Depuis Interstellar, Christopher Nolan verse décidément dans le métaphysique, mais sans le génie qui caractérisait ses précédents films. Avec Memento, Le Prestige ou Inception, l’auteur-réalisateur avait prouvé son talent pour les scénarios cérébraux, jouant avec les paradoxes et les faux-semblants. De véritables casse-têtes qu’il faut revoir plusieurs fois pour comprendre, et des expériences jouissives pour les spectateurs manipulés de bout en bout ! La production a fait beaucoup de mystère autour de Tenet, pour ne pas en révéler la trame. Ou bien était-ce pour ne pas se griller en dévoilant le vide du scénario, derrière son apparence complexe ? L’idée du renversement temporel est certes intéressante, mais le postulat du film est si absurde que le concept apparaît finalement assez fumeux (pas besoin d’avoir fait de hautes études en sciences pour comprendre que détruire le passé compromet le présent !). On est face à un de ces paradoxes type Terminator qui sont un peu le MacGuffin (prétexte au développement d'un scénario) permettant de proposer pendant deux heures des scènes d’actions spectaculaires. Celles-ci sont certes très réussies, Nolan n’est pas un manche en la matière. Les deux meilleures sont celles de la course-poursuite en voitures inversée/pas inversée et la deuxième confrontation entre le héros et
son double du passé, lorsqu’on comprend qu’il s’est battu contre lui-même
. Bizarrement, j’avais trouvé leur premier combat trop chorégraphié, mais la deuxième m’a semblé plus fluide. Mais tout ça ne compense pas le manque de développement des personnages. Tenet échoue là où les films précédemment cités réussissaient : au-delà de l’aspect puzzle malin du scénario, les personnages avaient un enjeu personnel qui justifiait leurs actions et leur engagement. Dans Memento, Leonard cherche à venger la mort de sa femme ; dans Inception, Cobb est motivé par l’espoir de retrouver ses enfants ; dans Le Prestige, c’est la rivalité consommée entre les deux protagonistes qui fait l’enjeu du film. Dans Tenet, les personnages sont malheureusement des archétypes.
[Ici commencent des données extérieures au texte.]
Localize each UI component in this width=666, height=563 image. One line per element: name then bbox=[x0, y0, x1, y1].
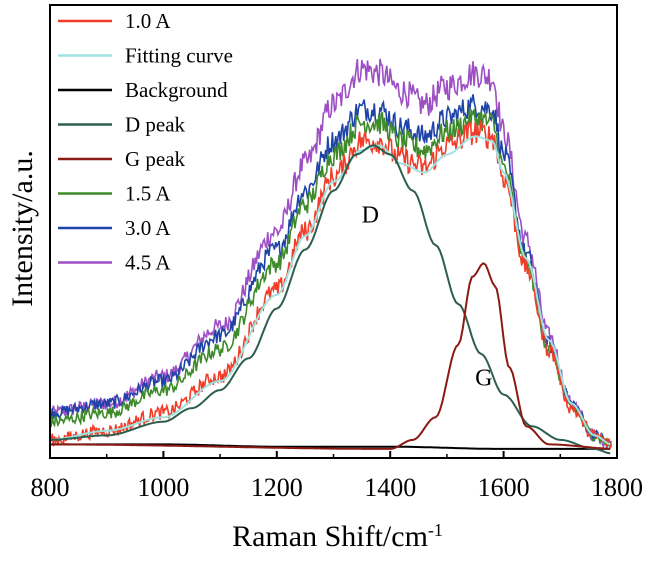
legend-label: Fitting curve bbox=[125, 44, 233, 68]
legend: 1.0 A Fitting curve Background D peak G peak… bbox=[58, 9, 233, 275]
peak-annotation-g: G bbox=[475, 366, 492, 392]
y-axis-title: Intensity/a.u. bbox=[6, 150, 39, 307]
x-tick-label: 1600 bbox=[478, 473, 530, 502]
x-axis-ticks: 800 1000 1200 1400 1600 1800 bbox=[31, 451, 643, 502]
x-axis-title-superscript: -1 bbox=[428, 520, 443, 540]
legend-label: 3.0 A bbox=[125, 216, 171, 240]
x-tick-label: 1400 bbox=[364, 473, 416, 502]
legend-label: Background bbox=[125, 78, 228, 102]
series-line-g-peak bbox=[50, 262, 611, 450]
x-tick-label: 1800 bbox=[591, 473, 643, 502]
legend-label: 1.0 A bbox=[125, 9, 171, 33]
legend-label: D peak bbox=[125, 113, 186, 137]
annotations: DG bbox=[362, 202, 493, 391]
legend-label: 1.5 A bbox=[125, 182, 171, 206]
x-tick-label: 1200 bbox=[251, 473, 303, 502]
peak-annotation-d: D bbox=[362, 202, 379, 228]
x-tick-label: 800 bbox=[31, 473, 70, 502]
series-line-d-peak bbox=[50, 144, 611, 455]
x-tick-label: 1000 bbox=[137, 473, 189, 502]
series-line-1-0-a bbox=[50, 120, 613, 449]
x-axis-title: Raman Shift/cm-1 bbox=[232, 520, 443, 553]
legend-label: 4.5 A bbox=[125, 251, 171, 275]
series-curves bbox=[50, 58, 613, 455]
series-line-fitting-curve bbox=[50, 135, 611, 446]
legend-label: G peak bbox=[125, 147, 186, 171]
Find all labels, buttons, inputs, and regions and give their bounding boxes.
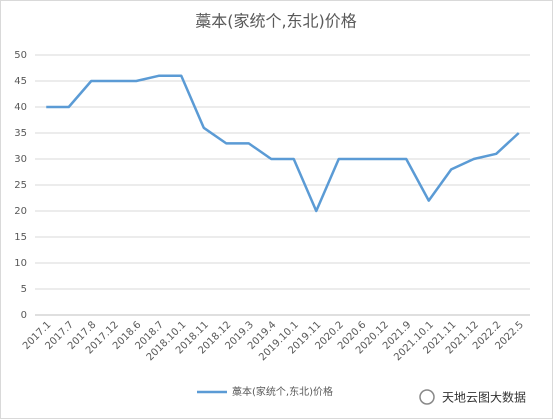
y-tick-label: 0 bbox=[21, 310, 27, 321]
y-tick-label: 15 bbox=[14, 232, 27, 243]
y-tick-label: 10 bbox=[14, 258, 27, 269]
y-tick-label: 35 bbox=[14, 128, 27, 139]
y-tick-label: 20 bbox=[14, 206, 27, 217]
watermark-icon bbox=[419, 389, 435, 405]
data-line bbox=[46, 74, 520, 213]
watermark: 天地云图大数据 bbox=[419, 389, 526, 405]
y-tick-label: 25 bbox=[14, 180, 27, 191]
chart-title: 藁本(家统个,东北)价格 bbox=[195, 12, 357, 31]
y-tick-label: 45 bbox=[14, 76, 27, 87]
legend-label: 藁本(家统个,东北)价格 bbox=[232, 385, 333, 398]
y-tick-label: 50 bbox=[14, 50, 27, 61]
watermark-text: 天地云图大数据 bbox=[442, 390, 526, 405]
y-tick-label: 5 bbox=[21, 284, 27, 295]
y-tick-label: 30 bbox=[14, 154, 27, 165]
y-tick-label: 40 bbox=[14, 102, 27, 113]
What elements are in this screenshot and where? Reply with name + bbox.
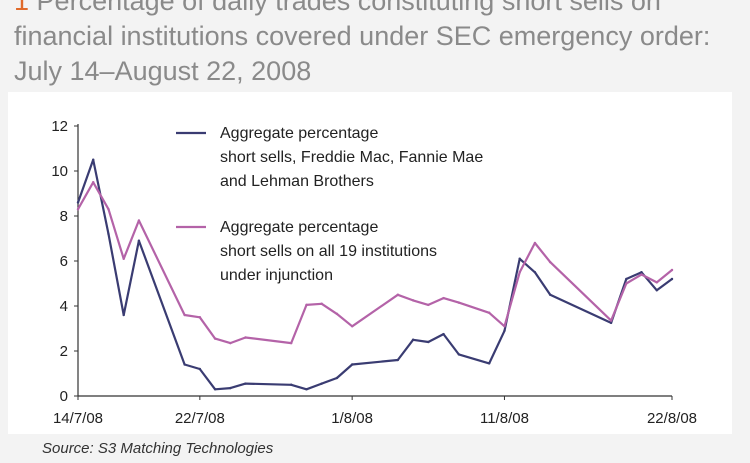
series-2-point bbox=[548, 260, 552, 264]
x-tick-label: 22/7/08 bbox=[175, 410, 225, 427]
series-2-point bbox=[183, 313, 186, 317]
source-note: Source: S3 Matching Technologies bbox=[42, 440, 274, 457]
y-tick-label: 12 bbox=[51, 118, 68, 135]
y-tick-label: 4 bbox=[60, 298, 68, 315]
y-tick-label: 2 bbox=[60, 343, 68, 360]
series-1-point bbox=[442, 332, 445, 336]
series-2-point bbox=[350, 325, 354, 328]
series-2-point bbox=[305, 303, 308, 307]
series-1-point bbox=[548, 293, 552, 296]
series-2-point bbox=[290, 341, 293, 345]
series-2-point bbox=[229, 341, 232, 345]
series-2-point bbox=[244, 336, 247, 339]
series-1-point bbox=[670, 277, 674, 281]
series-1-point bbox=[305, 388, 308, 391]
series-2-point bbox=[670, 268, 674, 272]
series-2-point bbox=[137, 219, 141, 222]
y-tick-label: 10 bbox=[51, 163, 68, 180]
series-1-point bbox=[183, 363, 186, 366]
series-1-point bbox=[198, 367, 202, 371]
y-tick-label: 6 bbox=[60, 253, 68, 270]
series-1-point bbox=[427, 340, 430, 344]
chart-title: 1 Percentage of daily trades constitutin… bbox=[14, 0, 714, 89]
legend-label-1: Aggregate percentage bbox=[220, 125, 378, 142]
series-1-point bbox=[488, 362, 491, 365]
series-1-point bbox=[518, 257, 521, 260]
series-1-point bbox=[396, 358, 400, 362]
series-1-point bbox=[503, 329, 506, 332]
series-1-point bbox=[244, 382, 247, 385]
series-2-point bbox=[655, 281, 658, 284]
series-2-point bbox=[488, 311, 491, 314]
series-1-point bbox=[335, 376, 339, 380]
series-1-point bbox=[122, 313, 125, 317]
y-tick-label: 0 bbox=[60, 388, 68, 405]
chart-frame: 0 2 4 6 8 10 12 14/7/08 22/7/08 1/8/08 11/8/08 22/8… bbox=[8, 92, 732, 434]
series-1-point bbox=[76, 201, 80, 204]
series-1-point bbox=[350, 363, 354, 366]
x-tick-label: 14/7/08 bbox=[53, 410, 103, 427]
legend-label-2: short sells on all 19 institutions bbox=[220, 243, 437, 260]
series-1-point bbox=[137, 239, 141, 242]
series-2-point bbox=[213, 337, 217, 340]
y-tick-label: 8 bbox=[60, 208, 68, 225]
legend-label-2: under injunction bbox=[220, 267, 333, 284]
title-bullet: 1 bbox=[14, 0, 30, 16]
x-tick-label: 11/8/08 bbox=[480, 410, 529, 427]
series-2-point bbox=[335, 312, 339, 316]
series-1-point bbox=[290, 383, 293, 386]
series-2-point bbox=[518, 271, 521, 274]
series-2-point bbox=[198, 316, 202, 319]
series-2-point bbox=[411, 299, 415, 302]
series-2-point bbox=[640, 273, 643, 276]
series-2-point bbox=[427, 303, 430, 307]
series-line-2 bbox=[76, 181, 674, 345]
line-chart: 0 2 4 6 8 10 12 14/7/08 22/7/08 1/8/08 11/8/08 22/8… bbox=[51, 118, 697, 427]
legend-label-1: short sells, Freddie Mac, Fannie Mae bbox=[220, 149, 483, 166]
legend-label-1: and Lehman Brothers bbox=[220, 173, 374, 190]
series-1-point bbox=[92, 158, 95, 161]
x-tick-label: 1/8/08 bbox=[331, 410, 373, 427]
x-tick-label: 22/8/08 bbox=[647, 410, 697, 427]
series-1-point bbox=[411, 338, 415, 341]
series-1-point bbox=[229, 386, 232, 390]
series-1-point bbox=[457, 353, 460, 356]
series-1-point bbox=[640, 271, 643, 274]
series-1-point bbox=[625, 277, 628, 281]
series-2-point bbox=[457, 301, 460, 304]
series-2-point bbox=[107, 208, 110, 211]
series-2-point bbox=[396, 293, 400, 296]
series-1-point bbox=[213, 388, 217, 391]
series-2-point bbox=[442, 296, 445, 300]
series-1-point bbox=[533, 271, 537, 274]
series-1-point bbox=[107, 232, 110, 236]
series-1-point bbox=[320, 382, 323, 385]
title-text: Percentage of daily trades constituting … bbox=[14, 0, 711, 86]
series-1-point bbox=[609, 321, 613, 325]
series-line-1 bbox=[76, 158, 674, 391]
series-2-point bbox=[92, 181, 95, 184]
series-2-point bbox=[533, 241, 537, 245]
series-2-point bbox=[625, 282, 628, 285]
series-2-point bbox=[122, 257, 125, 260]
series-2-point bbox=[76, 208, 80, 211]
series-2-point bbox=[609, 319, 613, 322]
series-2-point bbox=[320, 302, 323, 305]
series-1-point bbox=[655, 289, 658, 292]
series-2-point bbox=[503, 325, 506, 328]
legend-label-2: Aggregate percentage bbox=[220, 219, 378, 236]
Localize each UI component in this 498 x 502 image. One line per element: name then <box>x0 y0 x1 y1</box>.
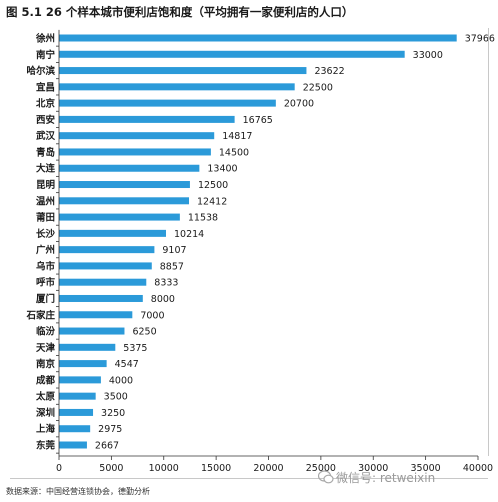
bar-5 <box>59 115 235 123</box>
category-label-14: 乌市 <box>36 260 56 272</box>
bar-20 <box>59 360 107 368</box>
value-label-15: 8333 <box>154 278 178 289</box>
bar-0 <box>59 34 457 42</box>
category-label-24: 上海 <box>36 423 56 435</box>
category-label-1: 南宁 <box>36 49 56 61</box>
x-tick-label-3: 15000 <box>201 463 231 474</box>
value-label-4: 20700 <box>284 99 314 110</box>
x-tick-label-8: 40000 <box>463 463 493 474</box>
category-label-22: 太原 <box>36 391 56 403</box>
x-tick-label-0: 0 <box>56 463 62 474</box>
bar-23 <box>59 408 94 416</box>
bar-19 <box>59 343 116 351</box>
bar-6 <box>59 132 215 140</box>
category-label-9: 昆明 <box>36 180 56 191</box>
value-label-6: 14817 <box>222 131 252 142</box>
value-label-5: 16765 <box>243 115 273 126</box>
category-label-8: 大连 <box>36 163 56 175</box>
source-note: 数据来源：中国经营连锁协会，德勤分析 <box>6 487 150 496</box>
bar-16 <box>59 294 143 302</box>
bar-1 <box>59 50 405 58</box>
bar-24 <box>59 425 91 433</box>
bar-21 <box>59 376 101 384</box>
category-label-4: 北京 <box>36 98 56 110</box>
x-tick-label-2: 10000 <box>149 463 179 474</box>
bar-18 <box>59 327 125 335</box>
category-label-17: 石家庄 <box>25 309 55 321</box>
bar-13 <box>59 246 155 254</box>
bar-8 <box>59 164 200 172</box>
bar-25 <box>59 441 87 449</box>
category-label-5: 西安 <box>36 114 56 126</box>
watermark-text: 微信号: retweixin <box>336 471 436 485</box>
value-labels-group: 37966 33000 23622 22500 20700 16765 14817 14500… <box>95 34 495 452</box>
category-label-21: 成都 <box>36 374 56 386</box>
chart-title: 图 5.1 26 个样本城市便利店饱和度（平均拥有一家便利店的人口） <box>6 5 354 19</box>
x-tick-label-5: 25000 <box>306 463 336 474</box>
category-labels-group: 徐州南宁哈尔滨宜昌北京西安武汉青岛大连昆明温州莆田长沙广州乌市呼市厦门石家庄临汾… <box>25 33 55 452</box>
value-label-11: 11538 <box>188 213 218 224</box>
value-label-13: 9107 <box>162 245 186 256</box>
frame-right-line <box>488 28 489 456</box>
category-label-12: 长沙 <box>36 228 56 240</box>
category-label-15: 呼市 <box>36 277 56 289</box>
bar-12 <box>59 229 166 237</box>
value-label-8: 13400 <box>207 164 237 175</box>
value-label-21: 4000 <box>109 375 133 386</box>
category-label-25: 东莞 <box>36 440 56 452</box>
x-tick-label-1: 5000 <box>99 463 123 474</box>
value-label-12: 10214 <box>174 229 204 240</box>
wechat-icon <box>318 470 334 484</box>
category-label-3: 宜昌 <box>36 81 55 93</box>
category-label-7: 青岛 <box>36 146 55 158</box>
bar-4 <box>59 99 276 107</box>
value-label-24: 2975 <box>98 424 122 435</box>
x-tick-label-7: 35000 <box>411 463 441 474</box>
category-label-0: 徐州 <box>35 33 55 45</box>
value-label-3: 22500 <box>303 82 333 93</box>
category-label-11: 莆田 <box>36 212 55 224</box>
category-label-20: 南京 <box>36 358 56 370</box>
bar-17 <box>59 311 133 319</box>
category-label-16: 厦门 <box>36 293 55 305</box>
bar-3 <box>59 83 295 91</box>
value-label-23: 3250 <box>101 408 125 419</box>
bar-9 <box>59 181 190 189</box>
bars-group <box>59 34 457 449</box>
category-label-10: 温州 <box>36 195 55 207</box>
category-label-23: 深圳 <box>36 407 55 419</box>
category-label-19: 天津 <box>36 342 56 354</box>
value-label-0: 37966 <box>465 34 495 45</box>
value-label-10: 12412 <box>197 196 227 207</box>
value-label-18: 6250 <box>132 327 156 338</box>
x-axis: 0 5000 10000 15000 20000 25000 30000 35000 40000 <box>56 29 493 474</box>
category-label-13: 广州 <box>36 244 55 256</box>
frame-bottom-line <box>10 478 488 479</box>
value-label-16: 8000 <box>151 294 175 305</box>
bar-2 <box>59 67 307 75</box>
value-label-25: 2667 <box>95 441 119 452</box>
value-label-17: 7000 <box>140 310 164 321</box>
category-label-6: 武汉 <box>36 130 56 142</box>
bar-22 <box>59 392 96 400</box>
value-label-22: 3500 <box>104 392 128 403</box>
value-label-20: 4547 <box>115 359 139 370</box>
value-label-19: 5375 <box>123 343 147 354</box>
bar-10 <box>59 197 190 205</box>
value-label-7: 14500 <box>219 147 249 158</box>
bar-15 <box>59 278 147 286</box>
bar-14 <box>59 262 152 270</box>
bar-11 <box>59 213 180 221</box>
value-label-9: 12500 <box>198 180 228 191</box>
value-label-1: 33000 <box>413 50 443 61</box>
category-label-18: 临汾 <box>36 326 56 338</box>
x-tick-label-4: 20000 <box>253 463 283 474</box>
x-tick-label-6: 30000 <box>358 463 388 474</box>
category-label-2: 哈尔滨 <box>26 65 55 77</box>
value-label-14: 8857 <box>160 261 184 272</box>
value-label-2: 23622 <box>314 66 344 77</box>
bar-7 <box>59 148 211 156</box>
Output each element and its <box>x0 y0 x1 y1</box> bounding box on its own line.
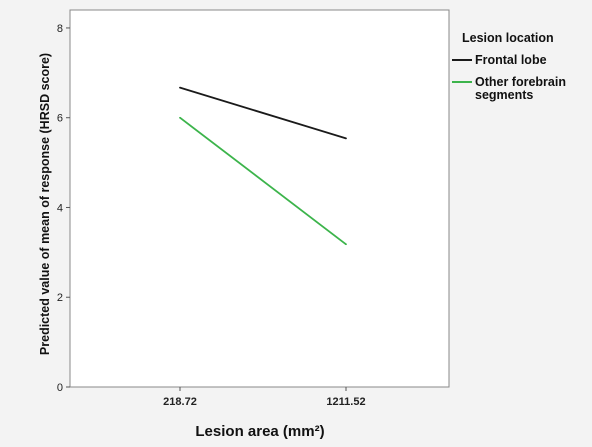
legend-label-2: Other forebrain segments <box>475 75 566 102</box>
series-2-point <box>179 116 181 119</box>
series-line-2 <box>179 116 347 245</box>
legend-items: Frontal lobe Other forebrain segments <box>452 53 566 102</box>
y-tick-label: 2 <box>57 292 63 304</box>
x-axis: 218.72 1211.52 <box>163 387 366 408</box>
y-tick-label: 4 <box>57 202 63 214</box>
series-line-1 <box>179 86 347 140</box>
legend-title: Lesion location <box>462 31 554 45</box>
x-axis-title: Lesion area (mm²) <box>195 423 324 440</box>
legend-label-1: Frontal lobe <box>475 53 547 67</box>
series-layer <box>179 86 347 246</box>
series-1-point <box>179 86 181 89</box>
y-tick-label: 6 <box>57 113 63 125</box>
plot-area <box>69 9 450 388</box>
series-2-point <box>345 243 347 246</box>
legend: Lesion location Frontal lobe Other forebr… <box>452 31 566 102</box>
x-tick-label: 1211.52 <box>326 396 365 408</box>
y-tick-label: 0 <box>57 382 63 394</box>
series-1-point <box>345 137 347 140</box>
y-axis: 0 2 4 6 8 <box>57 23 70 394</box>
y-tick-label: 8 <box>57 23 63 35</box>
y-axis-title: Predicted value of mean of response (HRS… <box>38 53 52 355</box>
x-tick-label: 218.72 <box>163 396 197 408</box>
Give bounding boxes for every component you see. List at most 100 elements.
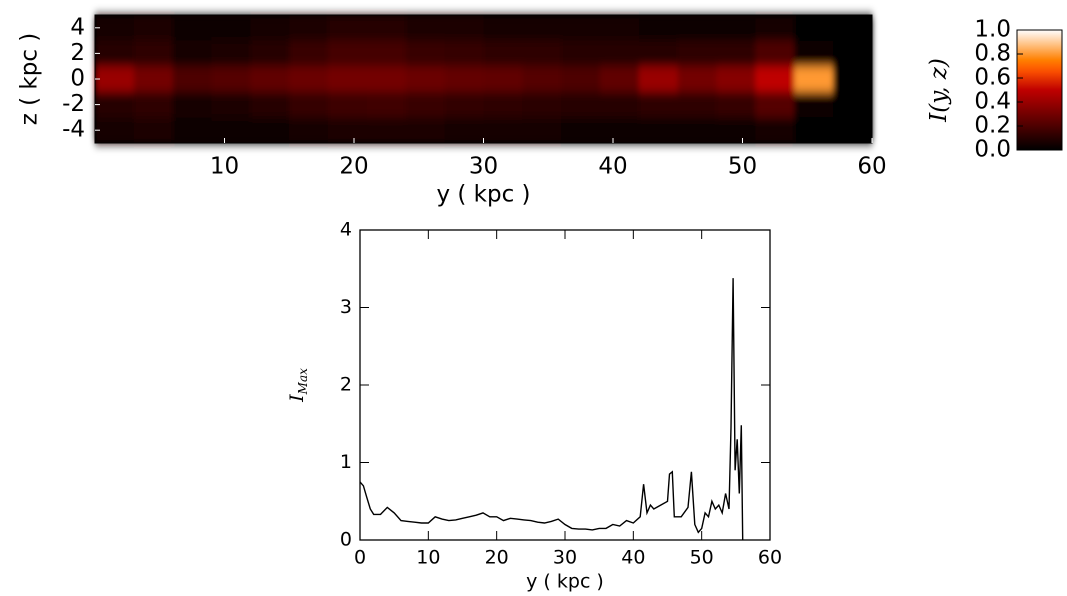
- x-tick-label: 20: [339, 154, 368, 180]
- x-tick-label: 20: [485, 547, 509, 569]
- heatmap-cell: [250, 91, 290, 118]
- heatmap-cell: [133, 15, 174, 42]
- x-tick-label: 50: [728, 154, 757, 180]
- heatmap-cell: [366, 40, 407, 67]
- heatmap-cell: [638, 40, 679, 67]
- heatmap-cell: [755, 91, 795, 118]
- heatmap-cell: [444, 91, 484, 118]
- heatmap-cell: [833, 66, 873, 93]
- heatmap-cell: [250, 15, 290, 42]
- heatmap-cell: [133, 66, 174, 93]
- heatmap-cell: [328, 40, 368, 67]
- heatmap-cell: [561, 91, 601, 118]
- y-tick-label: 4: [340, 219, 352, 241]
- heatmap-cell: [833, 40, 873, 67]
- heatmap-cell: [755, 15, 795, 42]
- heatmap-cell: [172, 40, 213, 67]
- heatmap-cell: [211, 66, 251, 93]
- y-tick-label: 1: [340, 451, 352, 473]
- heatmap-cell: [561, 40, 601, 67]
- heatmap-cell: [794, 40, 834, 67]
- y-tick-label: 3: [340, 296, 352, 318]
- heatmap-cell: [366, 117, 407, 144]
- heatmap-cell: [716, 66, 756, 93]
- heatmap-cell: [444, 15, 484, 42]
- heatmap-cell: [405, 117, 446, 144]
- heatmap-cell: [794, 66, 834, 93]
- x-axis-label: y ( kpc ): [436, 182, 530, 208]
- heatmap-cell: [833, 91, 873, 118]
- heatmap-cell: [289, 66, 329, 93]
- heatmap-cell: [716, 117, 756, 144]
- heatmap-cell: [483, 15, 523, 42]
- heatmap-cell: [716, 91, 756, 118]
- heatmap-cell: [95, 15, 135, 42]
- heatmap-cell: [522, 15, 562, 42]
- heatmap-cell: [833, 15, 873, 42]
- heatmap-cell: [172, 15, 213, 42]
- y-tick-label: 4: [70, 14, 85, 40]
- x-tick-label: 30: [469, 154, 498, 180]
- y-axis-label: IMax: [286, 368, 310, 403]
- heatmap-cell: [522, 40, 562, 67]
- heatmap-cell: [405, 15, 446, 42]
- heatmap-cell: [289, 40, 329, 67]
- heatmap-cell: [95, 66, 135, 93]
- heatmap-cell: [600, 117, 640, 144]
- heatmap-cell: [405, 40, 446, 67]
- heatmap-cell: [794, 117, 834, 144]
- heatmap-cell: [366, 66, 407, 93]
- heatmap-cell: [483, 117, 523, 144]
- colorbar-tick-label: 0.6: [974, 65, 1011, 91]
- y-tick-label: 2: [340, 374, 352, 396]
- heatmap-cell: [444, 117, 484, 144]
- heatmap-cell: [95, 40, 135, 67]
- heatmap-cell: [716, 40, 756, 67]
- heatmap-cell: [405, 66, 446, 93]
- colorbar-tick-label: 0.4: [974, 89, 1011, 115]
- heatmap-cell: [600, 66, 640, 93]
- heatmap-cell: [677, 15, 718, 42]
- x-tick-label: 10: [416, 547, 440, 569]
- heatmap-cell: [716, 15, 756, 42]
- heatmap-cell: [211, 91, 251, 118]
- x-tick-label: 40: [598, 154, 627, 180]
- x-tick-label: 30: [553, 547, 577, 569]
- heatmap-cell: [755, 117, 795, 144]
- y-axis-label-subscript: Max: [296, 368, 310, 395]
- heatmap-cell: [522, 91, 562, 118]
- heatmap-cell: [794, 15, 834, 42]
- x-tick-label: 10: [210, 154, 239, 180]
- heatmap-cell: [95, 117, 135, 144]
- plot-frame: [359, 229, 771, 541]
- y-axis-label-main: I: [286, 394, 308, 403]
- heatmap-cell: [133, 117, 174, 144]
- y-tick-label: -2: [62, 91, 85, 117]
- heatmap-cell: [289, 91, 329, 118]
- heatmap-cell: [638, 91, 679, 118]
- heatmap-cell: [95, 91, 135, 118]
- colorbar-tick-label: 1.0: [974, 17, 1011, 43]
- heatmap-cell: [483, 91, 523, 118]
- heatmap-cell: [600, 15, 640, 42]
- heatmap-cell: [172, 66, 213, 93]
- heatmap-cell: [638, 117, 679, 144]
- x-tick-label: 0: [354, 547, 366, 569]
- x-axis-label: y ( kpc ): [526, 571, 604, 593]
- heatmap-cell: [328, 66, 368, 93]
- heatmap-cell: [677, 66, 718, 93]
- y-tick-label: 0: [340, 529, 352, 551]
- heatmap-cell: [211, 40, 251, 67]
- heatmap-cell: [172, 91, 213, 118]
- heatmap-cell: [483, 66, 523, 93]
- data-line: [359, 278, 744, 541]
- heatmap-cell: [561, 117, 601, 144]
- heatmap-cell: [755, 66, 795, 93]
- y-tick-label: 2: [70, 40, 85, 66]
- heatmap-cell: [289, 15, 329, 42]
- heatmap-cell: [561, 15, 601, 42]
- heatmap-cell: [328, 91, 368, 118]
- heatmap-cell: [638, 15, 679, 42]
- heatmap-cell: [677, 40, 718, 67]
S’il est appréciable de voir un personnage principal dont la couleur de peau n’est pas une problématique du film ni ne relève de l’obligation de représenter la diversité (ce qui est souvent le cas des seconds rôles et ce n'est pas toujours amené finement, il faut le reconnaître), il est franchement dommage en revanche de ne rien savoir sur lui. Il ne fait que traverser l’histoire avec des intentions louables (sauver le monde), mais il est difficile de s’identifier à lui faute de connaître ce qui l’anime. Même chose pour Neil (Robert Pattinson, qui se bonifie avec l’âge), personnage qui pourtant aurait pu faire l’objet d’un développement intéressant : puisqu’il se révèle être
la personne envoyée par le protagoniste dans le futur pour l’assister dans le passé (c’est le Kyle Reese de l’histoire !)
, l’idée qu’il soit
le fils de Katherine et Sator, désireux de rattraper les erreurs de son père et de venger sa mère maltraitée
était séduisante (encore faudrait-il expliquer comment il aurait pu
remonter le temps à rebours pendant plusieurs années
). Mais Nolan ne semble pas s’être préoccupé de cette piste, ni d’expliciter quoi que ce soit dans les détails (il y a pas mal de « ta g..... c’est magique »). Sator, quant à lui, malgré la présence de l’acteur confirmé qu’est Kenneth Branagh, est un personnage de méchant caricatural. En fin de compte, le seul personnage doté d’un tant soit peu d’humanité est Katherine (dont la première apparition m’a tout de suite évoqué la femme mystérieuse type des films d’Hitchcock : grande, blonde, portant un tailleur et un chignon impeccables). Mais en soit le personnage n’a pas grand-chose d’original. Bref, ce film, c’est beaucoup de bruit pour rien.